Automotive electronics

Automotive electronics are electronic systems used in vehicles, including engine management, ignition, radio, carputers, telematics, in-car entertainment systems, and others. Ignition, engine and transmission electronics are also found in trucks, motorcycles, off-road vehicles, and other internal combustion powered machinery such as forklifts, tractors and excavators. Related elements for control of relevant electrical systems are also found on hybrid vehicles and electric cars.

Electronic systems have become an increasingly large component of the cost of an automobile, from only around 1% of its value in 1950 to around 30% in 2010. Modern electric cars rely on power electronics for the main propulsion motor control, as well as managing the battery system. Future autonomous cars will rely on powerful computer systems, an array of sensors, networking, and satellite navigation, all of which will require electronics.

The earliest electronic systems available as factory installations were vacuum tube car radios, starting in the early 1930s. The development of semiconductors after World War II greatly expanded the use of electronics in automobiles, with solid-state diodes making the automotive alternator the standard after about 1960, and the first transistorized ignition systems appearing in 1963.

The emergence of metal–oxide–semiconductor (MOS) technology led to the development of modern automotive electronics. The MOSFET was invented at Bell Labs between 1955 and 1960, after Frosch and Derick discovered surface passivation by silicon dioxide and used their finding to create the first planar transistors, the first field effect transistors in which drain and source were adjacent at the same surface, later a team demonstrated a working MOS at Bell Labs. Dawon Kahng summarized in a Bell Labs memo the achievement: E. E. LaBate and E. I. Povilonis who fabricated the device; M. O. Thurston, L. A. D’Asaro, and J. R. Ligenza who developed the diffusion processes, and H. K. Gummel and R. Lindner who characterized the device. This led to the development of the power MOSFET by Hitachi in 1969, and the single-chip microprocessor by Federico Faggin, Marcian Hoff, Masatoshi Shima and Stanley Mazor at Intel in 1971.

The development of MOS integrated circuit (MOS IC) chips and microprocessors made a range of automotive applications economically feasible in the 1970s.
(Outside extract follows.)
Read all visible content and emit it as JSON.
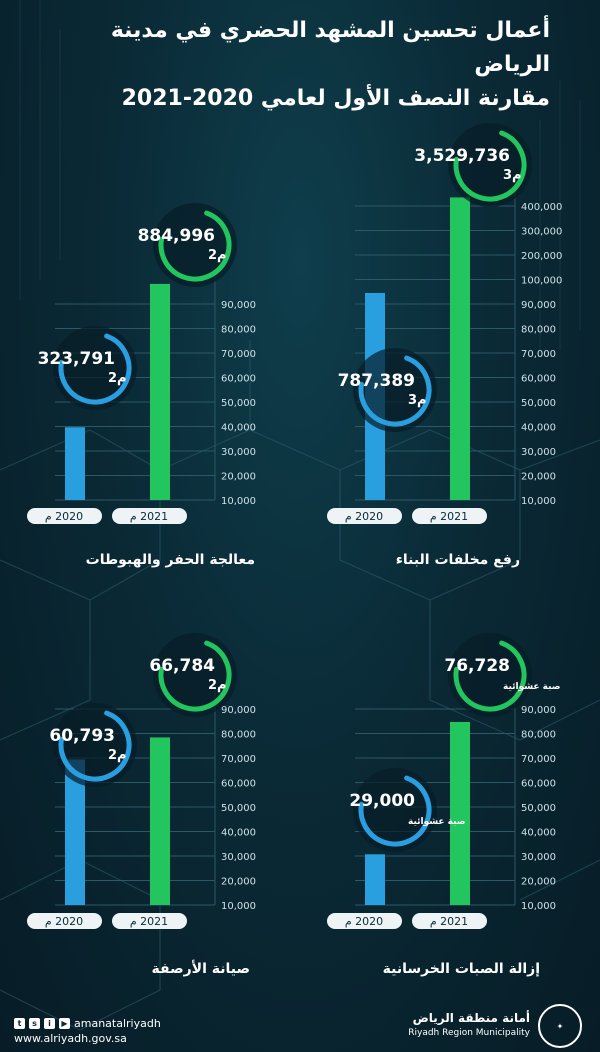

In 1971, Fairchild Semiconductor and RCA Laboratories proposed the use of MOS large-scale integration (LSI) chips for a wide range of automotive electronic applications, including a transmission control unit (TCU), adaptive cruise control (ACC), alternators, automatic headlight dimmers, electric fuel pumps, electronic fuel-injection, electronic ignition control, electronic tachometers, sequential turn signals, speed indicators, tire-pressure monitors, voltage regulators, windshield wiper control, Electronic Skid Prevention (ESP), and heating, ventilation, and air conditioning (HVAC).
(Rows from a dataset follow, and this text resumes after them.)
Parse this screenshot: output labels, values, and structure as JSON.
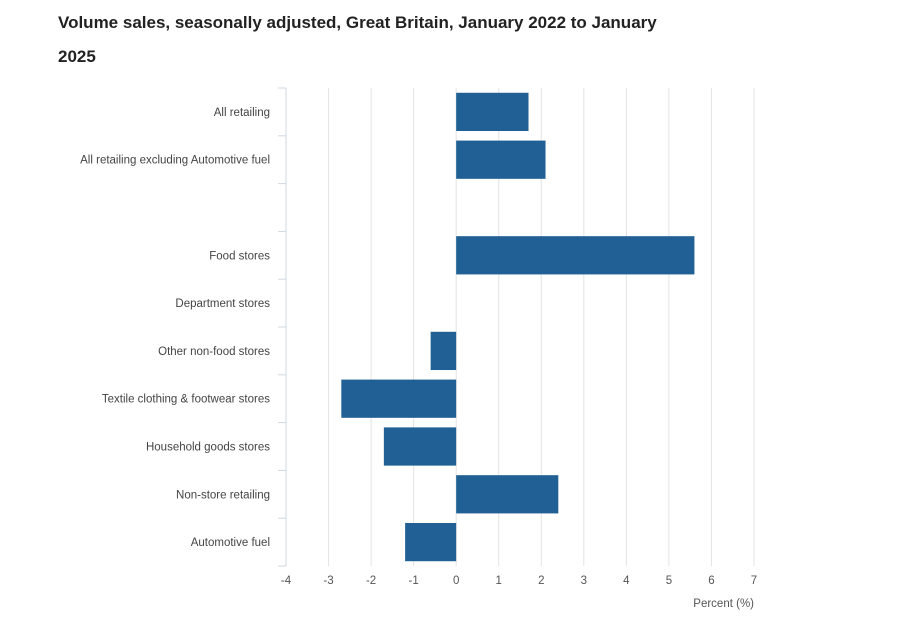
{
  "chart_data": {
    "type": "bar",
    "orientation": "horizontal",
    "title": "Volume sales, seasonally adjusted, Great Britain, January 2022 to January 2025",
    "xlabel": "Percent (%)",
    "ylabel": "",
    "xlim": [
      -4,
      7
    ],
    "xticks": [
      "-4",
      "-3",
      "-2",
      "-1",
      "0",
      "1",
      "2",
      "3",
      "4",
      "5",
      "6",
      "7"
    ],
    "grid": true,
    "color": "#206095",
    "categories": [
      "All retailing",
      "All retailing excluding Automotive fuel",
      "",
      "Food stores",
      "Department stores",
      "Other non-food stores",
      "Textile clothing & footwear stores",
      "Household goods stores",
      "Non-store retailing",
      "Automotive fuel"
    ],
    "values": [
      1.7,
      2.1,
      null,
      5.6,
      null,
      -0.6,
      -2.7,
      -1.7,
      2.4,
      -1.2
    ]
  }
}
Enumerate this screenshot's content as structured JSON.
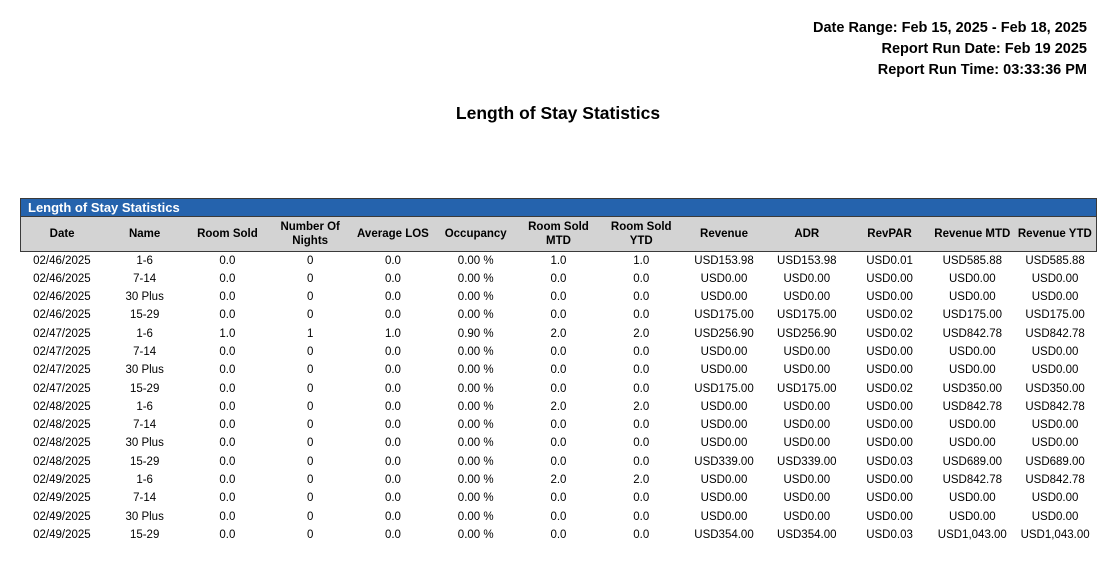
{
  "meta": {
    "date_range": "Date Range: Feb 15, 2025 - Feb 18, 2025",
    "report_run_date": "Report Run Date: Feb 19 2025",
    "report_run_time": "Report Run Time: 03:33:36 PM"
  },
  "title": "Length of Stay Statistics",
  "table": {
    "section_title": "Length of Stay Statistics",
    "columns": [
      "Date",
      "Name",
      "Room Sold",
      "Number Of\nNights",
      "Average LOS",
      "Occupancy",
      "Room Sold\nMTD",
      "Room Sold\nYTD",
      "Revenue",
      "ADR",
      "RevPAR",
      "Revenue MTD",
      "Revenue YTD"
    ],
    "rows": [
      [
        "02/46/2025",
        "1-6",
        "0.0",
        "0",
        "0.0",
        "0.00 %",
        "1.0",
        "1.0",
        "USD153.98",
        "USD153.98",
        "USD0.01",
        "USD585.88",
        "USD585.88"
      ],
      [
        "02/46/2025",
        "7-14",
        "0.0",
        "0",
        "0.0",
        "0.00 %",
        "0.0",
        "0.0",
        "USD0.00",
        "USD0.00",
        "USD0.00",
        "USD0.00",
        "USD0.00"
      ],
      [
        "02/46/2025",
        "30 Plus",
        "0.0",
        "0",
        "0.0",
        "0.00 %",
        "0.0",
        "0.0",
        "USD0.00",
        "USD0.00",
        "USD0.00",
        "USD0.00",
        "USD0.00"
      ],
      [
        "02/46/2025",
        "15-29",
        "0.0",
        "0",
        "0.0",
        "0.00 %",
        "0.0",
        "0.0",
        "USD175.00",
        "USD175.00",
        "USD0.02",
        "USD175.00",
        "USD175.00"
      ],
      [
        "02/47/2025",
        "1-6",
        "1.0",
        "1",
        "1.0",
        "0.90 %",
        "2.0",
        "2.0",
        "USD256.90",
        "USD256.90",
        "USD0.02",
        "USD842.78",
        "USD842.78"
      ],
      [
        "02/47/2025",
        "7-14",
        "0.0",
        "0",
        "0.0",
        "0.00 %",
        "0.0",
        "0.0",
        "USD0.00",
        "USD0.00",
        "USD0.00",
        "USD0.00",
        "USD0.00"
      ],
      [
        "02/47/2025",
        "30 Plus",
        "0.0",
        "0",
        "0.0",
        "0.00 %",
        "0.0",
        "0.0",
        "USD0.00",
        "USD0.00",
        "USD0.00",
        "USD0.00",
        "USD0.00"
      ],
      [
        "02/47/2025",
        "15-29",
        "0.0",
        "0",
        "0.0",
        "0.00 %",
        "0.0",
        "0.0",
        "USD175.00",
        "USD175.00",
        "USD0.02",
        "USD350.00",
        "USD350.00"
      ],
      [
        "02/48/2025",
        "1-6",
        "0.0",
        "0",
        "0.0",
        "0.00 %",
        "2.0",
        "2.0",
        "USD0.00",
        "USD0.00",
        "USD0.00",
        "USD842.78",
        "USD842.78"
      ],
      [
        "02/48/2025",
        "7-14",
        "0.0",
        "0",
        "0.0",
        "0.00 %",
        "0.0",
        "0.0",
        "USD0.00",
        "USD0.00",
        "USD0.00",
        "USD0.00",
        "USD0.00"
      ],
      [
        "02/48/2025",
        "30 Plus",
        "0.0",
        "0",
        "0.0",
        "0.00 %",
        "0.0",
        "0.0",
        "USD0.00",
        "USD0.00",
        "USD0.00",
        "USD0.00",
        "USD0.00"
      ],
      [
        "02/48/2025",
        "15-29",
        "0.0",
        "0",
        "0.0",
        "0.00 %",
        "0.0",
        "0.0",
        "USD339.00",
        "USD339.00",
        "USD0.03",
        "USD689.00",
        "USD689.00"
      ],
      [
        "02/49/2025",
        "1-6",
        "0.0",
        "0",
        "0.0",
        "0.00 %",
        "2.0",
        "2.0",
        "USD0.00",
        "USD0.00",
        "USD0.00",
        "USD842.78",
        "USD842.78"
      ],
      [
        "02/49/2025",
        "7-14",
        "0.0",
        "0",
        "0.0",
        "0.00 %",
        "0.0",
        "0.0",
        "USD0.00",
        "USD0.00",
        "USD0.00",
        "USD0.00",
        "USD0.00"
      ],
      [
        "02/49/2025",
        "30 Plus",
        "0.0",
        "0",
        "0.0",
        "0.00 %",
        "0.0",
        "0.0",
        "USD0.00",
        "USD0.00",
        "USD0.00",
        "USD0.00",
        "USD0.00"
      ],
      [
        "02/49/2025",
        "15-29",
        "0.0",
        "0",
        "0.0",
        "0.00 %",
        "0.0",
        "0.0",
        "USD354.00",
        "USD354.00",
        "USD0.03",
        "USD1,043.00",
        "USD1,043.00"
      ]
    ]
  },
  "colors": {
    "section_header_bg": "#2563ad",
    "column_header_bg": "#d3d3d3",
    "border": "#3a3a3a"
  }
}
In the early 1970s, the Japanese electronics industry began producing integrated circuits and microcontrollers for the Japanese automobile industry, used for in-car entertainment, automatic wipers, electronic locks, dashboard, and engine control. The Ford EEC (Electronic Engine Control) system, which utilized the Toshiba TLCS-12 PMOS microprocessor, went into mass production in 1975. In 1978, the Cadillac Seville featured a "trip computer" based on a 6802 microprocessor. Electronically-controlled ignition and fuel injection systems allowed automotive designers to achieve vehicles meeting requirements for fuel economy and lower emissions, while still maintaining high levels of performance and convenience for drivers. Today's automobiles contain a dozen or more processors, in functions such as engine management, transmission control, climate control, antilock braking, passive safety systems, navigation, and other functions.
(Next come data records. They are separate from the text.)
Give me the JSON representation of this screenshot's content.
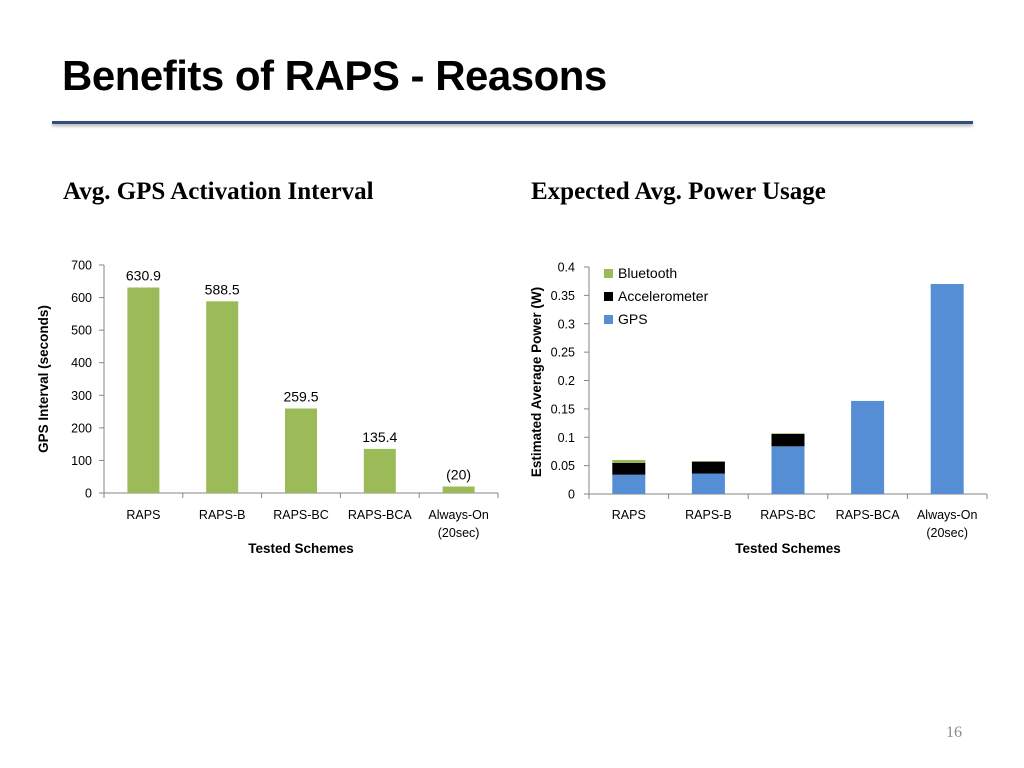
{
  "slide": {
    "title": "Benefits of RAPS - Reasons",
    "page_number": "16"
  },
  "colors": {
    "bar_green": "#9bbb59",
    "gps_blue": "#558ed5",
    "accelerometer_black": "#000000",
    "title_rule": "#2f4e7a"
  },
  "left_heading": "Avg. GPS Activation Interval",
  "right_heading": "Expected Avg. Power Usage",
  "chart_data": [
    {
      "type": "bar",
      "title": "Avg. GPS Activation Interval",
      "categories": [
        "RAPS",
        "RAPS-B",
        "RAPS-BC",
        "RAPS-BCA",
        "Always-On\n(20sec)"
      ],
      "values": [
        630.9,
        588.5,
        259.5,
        135.4,
        20
      ],
      "data_labels": [
        "630.9",
        "588.5",
        "259.5",
        "135.4",
        "(20)"
      ],
      "xlabel": "Tested Schemes",
      "ylabel": "GPS Interval (seconds)",
      "ylim": [
        0,
        700
      ],
      "yticks": [
        0,
        100,
        200,
        300,
        400,
        500,
        600,
        700
      ],
      "grid": false,
      "color": "#9bbb59"
    },
    {
      "type": "bar",
      "stacked": true,
      "title": "Expected Avg. Power Usage",
      "categories": [
        "RAPS",
        "RAPS-B",
        "RAPS-BC",
        "RAPS-BCA",
        "Always-On\n(20sec)"
      ],
      "series": [
        {
          "name": "GPS",
          "color": "#558ed5",
          "values": [
            0.034,
            0.036,
            0.084,
            0.164,
            0.37
          ]
        },
        {
          "name": "Accelerometer",
          "color": "#000000",
          "values": [
            0.021,
            0.021,
            0.022,
            0,
            0
          ]
        },
        {
          "name": "Bluetooth",
          "color": "#9bbb59",
          "values": [
            0.005,
            0.001,
            0.001,
            0,
            0
          ]
        }
      ],
      "legend_order": [
        "Bluetooth",
        "Accelerometer",
        "GPS"
      ],
      "legend_position": "top-left",
      "xlabel": "Tested Schemes",
      "ylabel": "Estimated Average Power (W)",
      "ylim": [
        0,
        0.4
      ],
      "yticks": [
        "0",
        "0.05",
        "0.1",
        "0.15",
        "0.2",
        "0.25",
        "0.3",
        "0.35",
        "0.4"
      ],
      "grid": false
    }
  ]
}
The power MOSFET and the microcontroller, a type of single-chip microcomputer, led to significant advances in electric vehicle technology. MOSFET power converters allowed operation at much higher switching frequencies, made it easier to drive, reduced power losses, and significantly reduced prices, while single-chip microcontrollers could manage all aspects of the drive control and had the capacity for battery management. MOSFETs are used in vehicles such as automobiles, cars, trucks, electric vehicles, and smart cars. MOSFETs are used for the electronic control unit (ECU), while the power MOSFET and IGBT are used as the load drivers for automotive loads such as motors, solenoids, ignition coils, relays, heaters and lamps. In 2000, the average mid-range passenger vehicle had an estimated $100–200 of power semiconductor content, increasing by a potential 3–5 times for electric and hybrid vehicles. As of 2017^[update], the average vehicle has over 50 actuators, typically controlled by power MOSFETs or other power semiconductor devices.

Another important technology that enabled modern highway-capable electric cars is the lithium-ion battery. It was invented by John Goodenough, Rachid Yazami and Akira Yoshino in the 1980s, and commercialized by Sony and Asahi Kasei in 1991. The lithium-ion battery was responsible for the development of electric vehicles capable of long-distance travel, by the 2000s.